Wow Glomung! A most excellent post. Amen to the 100th power. In terms of categorization, you got it down. I tend to think in terms of my own past lies, most of which fall into my category as stupid. Like calling into work - "I'm taking a sick day." (So far true and please stop there)."Yep, projectile (pause) both ends. See you tomorrow." Why would you open your soul for that? The truth should have stayed with "I'm taking a sick day." No need to add details to a fictional illness. If you don't take the mote out of your own eyes, you never see the log in the other. (Hey Pastor, loved the sermon...."Thanks, you missed the one last week". "Erm, yeah family (indistinct mumble)". You could answer such with "I needed to experience God in my own way (true...any fisherman will tell you what it feels like to catch a big fish.) Seriously, there is always a good way to tell truth rather than lie.
 
Hey there, th(e)one Bill (waves and thinks "I like that handle), I hope you will steal my insight in the passage like I intend to add yours to mine. Yours shows the overpowering exuberance with which God loves us, no matter what. I never feel worthy but I revel in his love for me just the same. I didn't want to tell you all that I have previously lied and stolen but God wouldn't let me post without it. I would have preferred that everyone thought of me as perfect (grin) but I guess that's the amazing grace, that God could love a wretch like me. Running, slap dash, over half the mway to your returning to his side. (High Fives Bill). I guess we aren't so stupid after all, to realize God's love for us and return to him. Some never do.
Grinning sheepishly with his hat pulled down over his eyes and with his head slightly bowed, the graying old fossil says, "I was once introduced as the one Cowboy Bill when I was on stage. The handle is a hold over from those days.

You are correct, my post is only to add, just a little, more depth to yours and thank you, sir!
 
Hello again The only Cowboy Bill I know (grin). Pshaaaw Bill, we are all spring chickens in the eternal. The only thing I don’t hate about getting older is the somewhat wiser part. God Bless...

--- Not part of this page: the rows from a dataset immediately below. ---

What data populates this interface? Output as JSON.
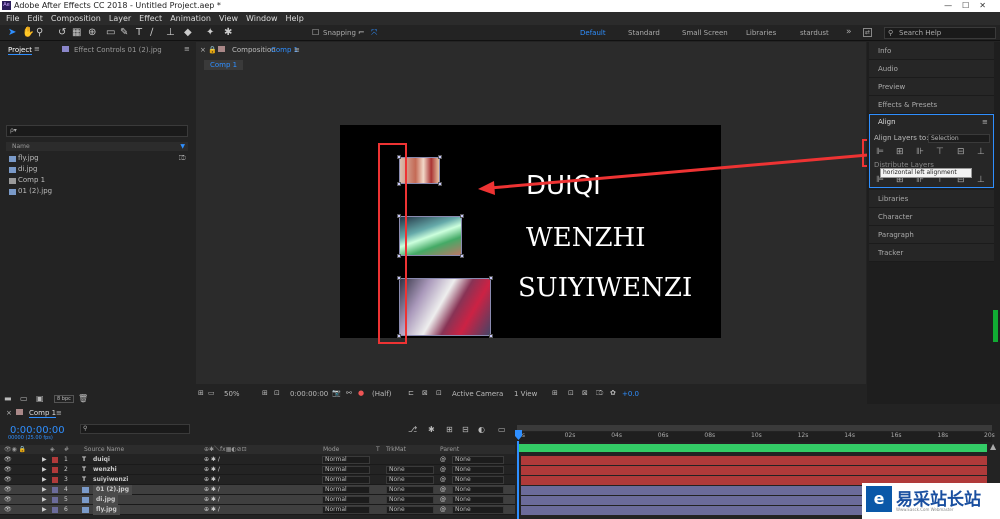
{
  "app": {
    "title": "Adobe After Effects CC 2018 - Untitled Project.aep *",
    "icon": "Ae"
  },
  "menu": [
    "File",
    "Edit",
    "Composition",
    "Layer",
    "Effect",
    "Animation",
    "View",
    "Window",
    "Help"
  ],
  "toolbar": {
    "snapping": "Snapping",
    "workspaces": [
      "Default",
      "Standard",
      "Small Screen",
      "Libraries",
      "stardust"
    ],
    "search_placeholder": "Search Help"
  },
  "project": {
    "tab": "Project",
    "effect_tab": "Effect Controls 01 (2).jpg",
    "search_placeholder": "ρ▾",
    "name_header": "Name",
    "bpc": "8 bpc",
    "items": [
      {
        "name": "fly.jpg",
        "type": "image"
      },
      {
        "name": "di.jpg",
        "type": "image"
      },
      {
        "name": "Comp 1",
        "type": "comp"
      },
      {
        "name": "01 (2).jpg",
        "type": "image"
      }
    ]
  },
  "composition": {
    "tab_prefix": "Composition",
    "tab_name": "Comp 1",
    "flow_tab": "Comp 1",
    "texts": [
      "DUIQI",
      "WENZHI",
      "SUIYIWENZI"
    ],
    "footer": {
      "zoom": "50%",
      "timecode": "0:00:00:00",
      "resolution": "(Half)",
      "camera": "Active Camera",
      "view": "1 View",
      "exposure": "+0.0"
    }
  },
  "right_panels": [
    "Info",
    "Audio",
    "Preview",
    "Effects & Presets",
    "Align",
    "Libraries",
    "Character",
    "Paragraph",
    "Tracker"
  ],
  "align": {
    "title": "Align",
    "align_layers_to": "Align Layers to:",
    "selection": "Selection",
    "distribute": "Distribute Layers",
    "tooltip": "horizontal left alignment"
  },
  "timeline": {
    "tab": "Comp 1",
    "timecode": "0:00:00:00",
    "fps": "00000 (25.00 fps)",
    "columns": {
      "num": "#",
      "source": "Source Name",
      "mode": "Mode",
      "t": "T",
      "trkmat": "TrkMat",
      "parent": "Parent"
    },
    "ruler": [
      "0s",
      "02s",
      "04s",
      "06s",
      "08s",
      "10s",
      "12s",
      "14s",
      "16s",
      "18s",
      "20s"
    ],
    "layers": [
      {
        "num": "1",
        "type": "T",
        "name": "duiqi",
        "mode": "Normal",
        "trkmat": "",
        "parent": "None",
        "color": "#b03a3a"
      },
      {
        "num": "2",
        "type": "T",
        "name": "wenzhi",
        "mode": "Normal",
        "trkmat": "None",
        "parent": "None",
        "color": "#b03a3a"
      },
      {
        "num": "3",
        "type": "T",
        "name": "suiyiwenzi",
        "mode": "Normal",
        "trkmat": "None",
        "parent": "None",
        "color": "#b03a3a"
      },
      {
        "num": "4",
        "type": "img",
        "name": "01 (2).jpg",
        "mode": "Normal",
        "trkmat": "None",
        "parent": "None",
        "color": "#6b6b9a"
      },
      {
        "num": "5",
        "type": "img",
        "name": "di.jpg",
        "mode": "Normal",
        "trkmat": "None",
        "parent": "None",
        "color": "#6b6b9a"
      },
      {
        "num": "6",
        "type": "img",
        "name": "fly.jpg",
        "mode": "Normal",
        "trkmat": "None",
        "parent": "None",
        "color": "#6b6b9a"
      }
    ]
  },
  "watermark": {
    "text": "易采站长站",
    "sub": "Www.Easck.Com Webmaster"
  }
}
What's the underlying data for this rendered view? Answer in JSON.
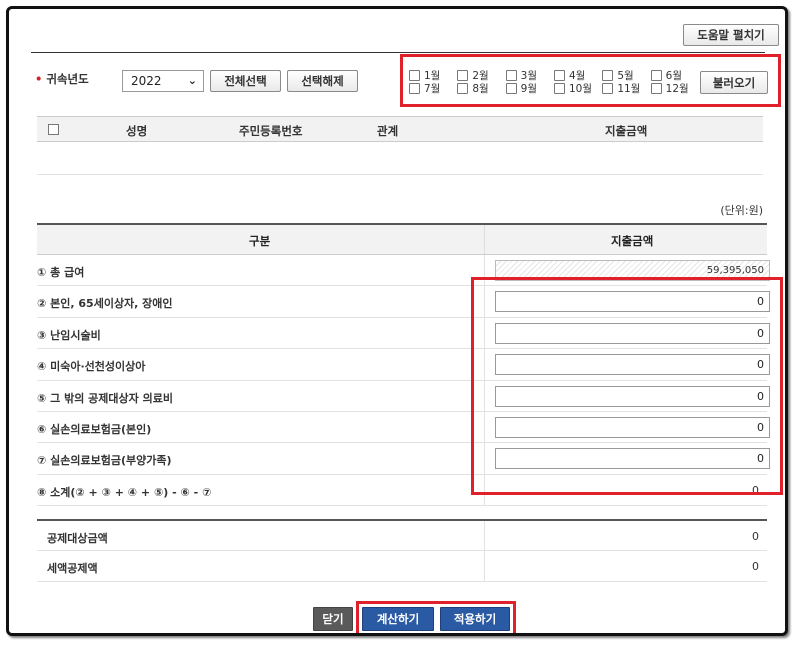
{
  "help_button": "도움말 펼치기",
  "filter": {
    "year_label": "귀속년도",
    "year_value": "2022",
    "select_all": "전체선택",
    "deselect": "선택해제",
    "load": "불러오기",
    "months_row1": [
      "1월",
      "2월",
      "3월",
      "4월",
      "5월",
      "6월"
    ],
    "months_row2": [
      "7월",
      "8월",
      "9월",
      "10월",
      "11월",
      "12월"
    ]
  },
  "dependents_table": {
    "headers": [
      "성명",
      "주민등록번호",
      "관계",
      "지출금액"
    ]
  },
  "unit_label": "(단위:원)",
  "grid": {
    "col_category": "구분",
    "col_amount": "지출금액",
    "rows": [
      {
        "label": "① 총 급여",
        "value": "59,395,050"
      },
      {
        "label": "② 본인, 65세이상자, 장애인",
        "value": "0"
      },
      {
        "label": "③ 난임시술비",
        "value": "0"
      },
      {
        "label": "④ 미숙아·선천성이상아",
        "value": "0"
      },
      {
        "label": "⑤ 그 밖의 공제대상자 의료비",
        "value": "0"
      },
      {
        "label": "⑥ 실손의료보험금(본인)",
        "value": "0"
      },
      {
        "label": "⑦ 실손의료보험금(부양가족)",
        "value": "0"
      },
      {
        "label": "⑧ 소계(② + ③ + ④ + ⑤) - ⑥ - ⑦",
        "value": "0"
      }
    ],
    "summary": [
      {
        "label": "공제대상금액",
        "value": "0"
      },
      {
        "label": "세액공제액",
        "value": "0"
      }
    ]
  },
  "actions": {
    "close": "닫기",
    "calculate": "계산하기",
    "apply": "적용하기"
  }
}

Silk Never Use Love in the Past Tense
 
Hi Major (smiles). I brought up the Catholic faith thing because I felt it exemplified what you were referring to as the new rules. I experienced at that site just blatant nastiness and people typing their anger out without care or reason. I am saddened but can see the sense to putting a stop to battles where no one listens or gains any insight and feelings are pierced. I do not fault Catholics for sins of their leadership any more than I would blame a congregation who's pastor has fallen. You mentioned several concepts you don't agree with but you left one out - the infallability of the pope in doctoral issues. If the pope lies, can he be a man of God?

You are correct. I only listed a "few" of the practices as examples. The infallability of the pope is an excellant example as well.